Just then another five oversized ex-football players appeared at the bus door, and it was time for the huddle that would take us inside. "Come on," Alice laughed, "Let's just take one more look at what Tiffany has done to our malls!"
And as we left the bus to run, inside the huddle of security, past the hundreds of fans lined along the mall's entrance way, I had to ask Alice what he would have done if the devil appeared in the very beginning and offered him a deal.
"Nah, I never needed it," he laughed. "And the reason I went back to church is because I found that to really pull this off, I needed some part of me to be grounded in reality."
Somehow, it started to make sense. For Alice the madman to work so well, Vince Furnier, son of a Baptist minister, had to grow up as the normal churchgoing wimp. He had to or he never would have had all those great fantasies about how to be such a thoroughly rotten human being. And for him to keep it going now, 20 years later, some part of him had to return to being the square. Because Vince/Alice had become so confused about who they were, they almost blew the whole show.
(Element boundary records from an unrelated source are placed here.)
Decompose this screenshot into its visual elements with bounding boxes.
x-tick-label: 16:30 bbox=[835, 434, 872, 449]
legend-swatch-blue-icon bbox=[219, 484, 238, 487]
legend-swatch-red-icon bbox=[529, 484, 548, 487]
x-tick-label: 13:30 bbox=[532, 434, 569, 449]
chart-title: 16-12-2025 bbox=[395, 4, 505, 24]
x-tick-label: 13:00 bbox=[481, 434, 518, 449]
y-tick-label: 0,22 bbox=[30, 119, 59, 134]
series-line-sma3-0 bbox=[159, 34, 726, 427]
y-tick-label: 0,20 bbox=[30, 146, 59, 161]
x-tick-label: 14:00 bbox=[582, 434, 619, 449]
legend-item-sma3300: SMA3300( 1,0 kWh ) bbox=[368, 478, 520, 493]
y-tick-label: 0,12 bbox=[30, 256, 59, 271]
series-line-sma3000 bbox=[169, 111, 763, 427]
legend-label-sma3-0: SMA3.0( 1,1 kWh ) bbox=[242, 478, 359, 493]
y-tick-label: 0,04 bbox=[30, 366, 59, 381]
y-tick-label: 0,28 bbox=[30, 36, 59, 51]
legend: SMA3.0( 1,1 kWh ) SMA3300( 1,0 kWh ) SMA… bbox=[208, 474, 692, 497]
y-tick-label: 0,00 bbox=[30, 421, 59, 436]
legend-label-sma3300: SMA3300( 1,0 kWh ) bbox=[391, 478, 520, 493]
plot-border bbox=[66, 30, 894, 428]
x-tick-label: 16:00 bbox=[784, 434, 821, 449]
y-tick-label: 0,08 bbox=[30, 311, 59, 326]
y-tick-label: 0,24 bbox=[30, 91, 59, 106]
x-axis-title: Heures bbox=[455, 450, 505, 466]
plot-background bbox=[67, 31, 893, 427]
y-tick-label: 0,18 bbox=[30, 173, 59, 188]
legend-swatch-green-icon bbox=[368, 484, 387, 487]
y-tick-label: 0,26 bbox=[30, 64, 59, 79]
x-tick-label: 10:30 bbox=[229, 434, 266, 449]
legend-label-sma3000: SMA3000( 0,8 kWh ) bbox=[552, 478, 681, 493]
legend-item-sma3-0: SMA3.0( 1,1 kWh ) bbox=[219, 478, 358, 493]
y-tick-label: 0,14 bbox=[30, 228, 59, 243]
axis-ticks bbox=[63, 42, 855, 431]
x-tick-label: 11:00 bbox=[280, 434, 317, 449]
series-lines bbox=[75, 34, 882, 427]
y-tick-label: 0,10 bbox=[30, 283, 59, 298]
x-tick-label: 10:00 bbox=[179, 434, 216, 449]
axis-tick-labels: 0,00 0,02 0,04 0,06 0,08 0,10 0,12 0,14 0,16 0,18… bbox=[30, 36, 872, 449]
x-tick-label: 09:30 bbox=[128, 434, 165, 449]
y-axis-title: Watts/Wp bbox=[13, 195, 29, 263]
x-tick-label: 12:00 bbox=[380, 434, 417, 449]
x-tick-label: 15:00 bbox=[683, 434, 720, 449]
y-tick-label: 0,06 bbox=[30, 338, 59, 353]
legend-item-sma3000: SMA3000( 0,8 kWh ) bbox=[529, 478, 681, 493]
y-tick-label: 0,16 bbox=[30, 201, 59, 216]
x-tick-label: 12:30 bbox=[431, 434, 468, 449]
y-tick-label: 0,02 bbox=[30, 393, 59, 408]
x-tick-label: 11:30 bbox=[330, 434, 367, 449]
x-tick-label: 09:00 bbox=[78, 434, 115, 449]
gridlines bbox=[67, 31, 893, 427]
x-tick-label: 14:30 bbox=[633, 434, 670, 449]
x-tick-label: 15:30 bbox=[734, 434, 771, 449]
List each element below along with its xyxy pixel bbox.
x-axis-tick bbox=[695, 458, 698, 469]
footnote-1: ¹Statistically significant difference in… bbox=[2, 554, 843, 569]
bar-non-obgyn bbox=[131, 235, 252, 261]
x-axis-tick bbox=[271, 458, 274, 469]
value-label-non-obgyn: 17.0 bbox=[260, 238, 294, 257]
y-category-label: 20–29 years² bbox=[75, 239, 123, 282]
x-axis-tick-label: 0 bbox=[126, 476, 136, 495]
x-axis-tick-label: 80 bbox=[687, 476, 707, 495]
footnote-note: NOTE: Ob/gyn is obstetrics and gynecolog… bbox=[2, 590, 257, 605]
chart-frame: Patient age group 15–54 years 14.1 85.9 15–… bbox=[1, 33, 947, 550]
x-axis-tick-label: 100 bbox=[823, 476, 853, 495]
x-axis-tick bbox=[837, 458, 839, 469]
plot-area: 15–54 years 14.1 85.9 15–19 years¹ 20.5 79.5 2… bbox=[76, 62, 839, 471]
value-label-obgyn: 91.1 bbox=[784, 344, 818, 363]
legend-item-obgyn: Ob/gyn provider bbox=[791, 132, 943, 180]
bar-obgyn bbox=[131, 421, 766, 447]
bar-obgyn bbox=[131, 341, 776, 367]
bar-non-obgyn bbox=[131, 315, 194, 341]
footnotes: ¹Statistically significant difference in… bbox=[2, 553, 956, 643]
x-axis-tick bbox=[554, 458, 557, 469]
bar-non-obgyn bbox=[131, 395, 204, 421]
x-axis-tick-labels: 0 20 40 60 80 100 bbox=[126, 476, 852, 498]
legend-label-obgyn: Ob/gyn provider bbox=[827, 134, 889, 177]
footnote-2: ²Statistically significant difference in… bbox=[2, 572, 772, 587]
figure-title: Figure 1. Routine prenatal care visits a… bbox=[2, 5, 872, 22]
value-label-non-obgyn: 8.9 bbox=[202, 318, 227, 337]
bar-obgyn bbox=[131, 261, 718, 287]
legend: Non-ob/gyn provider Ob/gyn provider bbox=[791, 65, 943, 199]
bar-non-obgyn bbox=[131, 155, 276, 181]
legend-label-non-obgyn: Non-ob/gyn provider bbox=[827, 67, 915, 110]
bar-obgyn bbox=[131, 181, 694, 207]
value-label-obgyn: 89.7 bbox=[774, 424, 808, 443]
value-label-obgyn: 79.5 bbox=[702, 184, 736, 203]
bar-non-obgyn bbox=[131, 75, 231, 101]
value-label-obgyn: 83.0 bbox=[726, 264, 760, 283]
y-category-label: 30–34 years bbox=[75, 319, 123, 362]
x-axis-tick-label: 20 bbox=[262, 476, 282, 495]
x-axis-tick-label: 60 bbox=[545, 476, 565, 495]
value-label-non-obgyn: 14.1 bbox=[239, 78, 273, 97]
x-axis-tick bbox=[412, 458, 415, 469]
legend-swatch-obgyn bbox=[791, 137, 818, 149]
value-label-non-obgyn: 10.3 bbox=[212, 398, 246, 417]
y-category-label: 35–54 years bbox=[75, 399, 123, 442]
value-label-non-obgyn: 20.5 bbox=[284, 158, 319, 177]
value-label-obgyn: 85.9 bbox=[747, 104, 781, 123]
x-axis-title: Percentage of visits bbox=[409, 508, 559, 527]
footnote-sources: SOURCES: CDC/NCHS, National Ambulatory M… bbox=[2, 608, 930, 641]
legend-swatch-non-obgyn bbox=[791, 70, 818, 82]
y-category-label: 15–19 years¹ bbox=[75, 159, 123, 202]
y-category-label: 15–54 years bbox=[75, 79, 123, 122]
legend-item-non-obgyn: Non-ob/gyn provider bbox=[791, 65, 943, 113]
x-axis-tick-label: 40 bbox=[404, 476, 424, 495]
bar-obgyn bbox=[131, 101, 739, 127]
And after what they'd both been through, I couldn't help wondering if Vince would ever dare let Alice get that powerful again. Or if Alice, fed up with church and PTA, might make another try to seize total control. Yeah, today Vince and Alice are at peace, a rock n' roll Jekyll and Hyde, coexisting with mutual benefits so that they both get to live. But now that the madness was really back, with the "Trash" tour selling out across the country, I wondered how long the cease-fire would hold. Because you just know that Alice Cooper would never really, really be satisfied with being Number One. What Alice REALLY wants is to rule the world...again.